Les cinq blessures
ou les cinq procès karmiques

Injustice – Humiliation – Trahison – Abandon – Rejet

 

(Propos recueillis sur divers enseignements de lama Shérab Namdreul à Yogi Ling)

Il existe de nombreuses blessures, aussi en recenser cinq types majeurs comme le fait Lise Bourbeau (1), bien que ne partageant pas tout à fait son approche psychologique, suscite en moi un vif intérêt. Non seulement ce chiffre cinq renvoie à la configuration du mandala, mais ces blessures s’ajustent par analogies et associations avec les cinq familles de Bouddhas. La synthèse facilite l’analyse et l’analyse soutient la synthèse.
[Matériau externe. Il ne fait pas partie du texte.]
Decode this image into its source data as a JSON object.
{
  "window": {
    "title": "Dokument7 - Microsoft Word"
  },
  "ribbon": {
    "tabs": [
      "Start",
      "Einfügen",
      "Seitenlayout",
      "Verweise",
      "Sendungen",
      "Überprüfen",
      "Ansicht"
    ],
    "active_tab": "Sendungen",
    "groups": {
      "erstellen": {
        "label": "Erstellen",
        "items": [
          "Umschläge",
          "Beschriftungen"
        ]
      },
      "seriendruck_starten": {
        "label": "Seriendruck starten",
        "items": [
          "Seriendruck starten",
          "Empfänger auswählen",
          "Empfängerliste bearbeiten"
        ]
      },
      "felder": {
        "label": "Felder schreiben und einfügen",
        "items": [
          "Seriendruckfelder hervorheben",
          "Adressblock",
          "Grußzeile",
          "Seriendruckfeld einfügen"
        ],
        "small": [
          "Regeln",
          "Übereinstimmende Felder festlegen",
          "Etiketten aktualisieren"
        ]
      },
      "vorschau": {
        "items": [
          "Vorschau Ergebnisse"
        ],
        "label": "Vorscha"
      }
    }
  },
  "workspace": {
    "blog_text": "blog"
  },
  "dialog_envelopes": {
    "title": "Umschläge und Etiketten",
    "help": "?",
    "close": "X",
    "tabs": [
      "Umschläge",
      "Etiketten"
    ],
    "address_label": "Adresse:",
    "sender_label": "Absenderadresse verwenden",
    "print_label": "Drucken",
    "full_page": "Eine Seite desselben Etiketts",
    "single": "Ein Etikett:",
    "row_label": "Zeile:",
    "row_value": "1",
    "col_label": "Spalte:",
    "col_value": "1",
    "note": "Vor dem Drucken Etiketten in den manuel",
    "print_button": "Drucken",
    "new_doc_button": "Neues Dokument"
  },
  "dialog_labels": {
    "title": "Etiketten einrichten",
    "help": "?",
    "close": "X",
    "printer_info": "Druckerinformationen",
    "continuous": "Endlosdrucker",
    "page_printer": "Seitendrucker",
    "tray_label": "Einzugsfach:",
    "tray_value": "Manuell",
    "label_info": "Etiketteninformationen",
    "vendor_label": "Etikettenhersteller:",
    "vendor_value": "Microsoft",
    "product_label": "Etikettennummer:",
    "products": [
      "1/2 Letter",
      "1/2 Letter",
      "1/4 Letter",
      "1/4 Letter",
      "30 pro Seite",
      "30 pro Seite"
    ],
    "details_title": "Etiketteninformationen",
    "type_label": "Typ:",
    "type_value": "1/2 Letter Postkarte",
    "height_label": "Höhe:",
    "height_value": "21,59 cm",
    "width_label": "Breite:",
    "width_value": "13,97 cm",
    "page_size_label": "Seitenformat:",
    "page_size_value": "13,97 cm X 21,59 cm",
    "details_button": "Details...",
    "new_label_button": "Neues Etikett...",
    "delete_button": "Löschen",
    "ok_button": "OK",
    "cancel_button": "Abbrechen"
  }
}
Cinq blessures et cinq incapacités

Famille Vajra
Karma d'injustice.
L'incapacité d'aimer et d’entrer en relation.

Famille Ratna
Karma d'humiliation.
L'incapacité de partager, d'échanger.

Famille Padma
Karma d'abandon.
L'incapacité de discerner et d'apprécier.

Famille Karma
Karma de trahison.
L'incapacité de se réjouir et d'estimer.

Famille Bouddha
Karma de rejet.
L'incapacité de réalisme et de faire face.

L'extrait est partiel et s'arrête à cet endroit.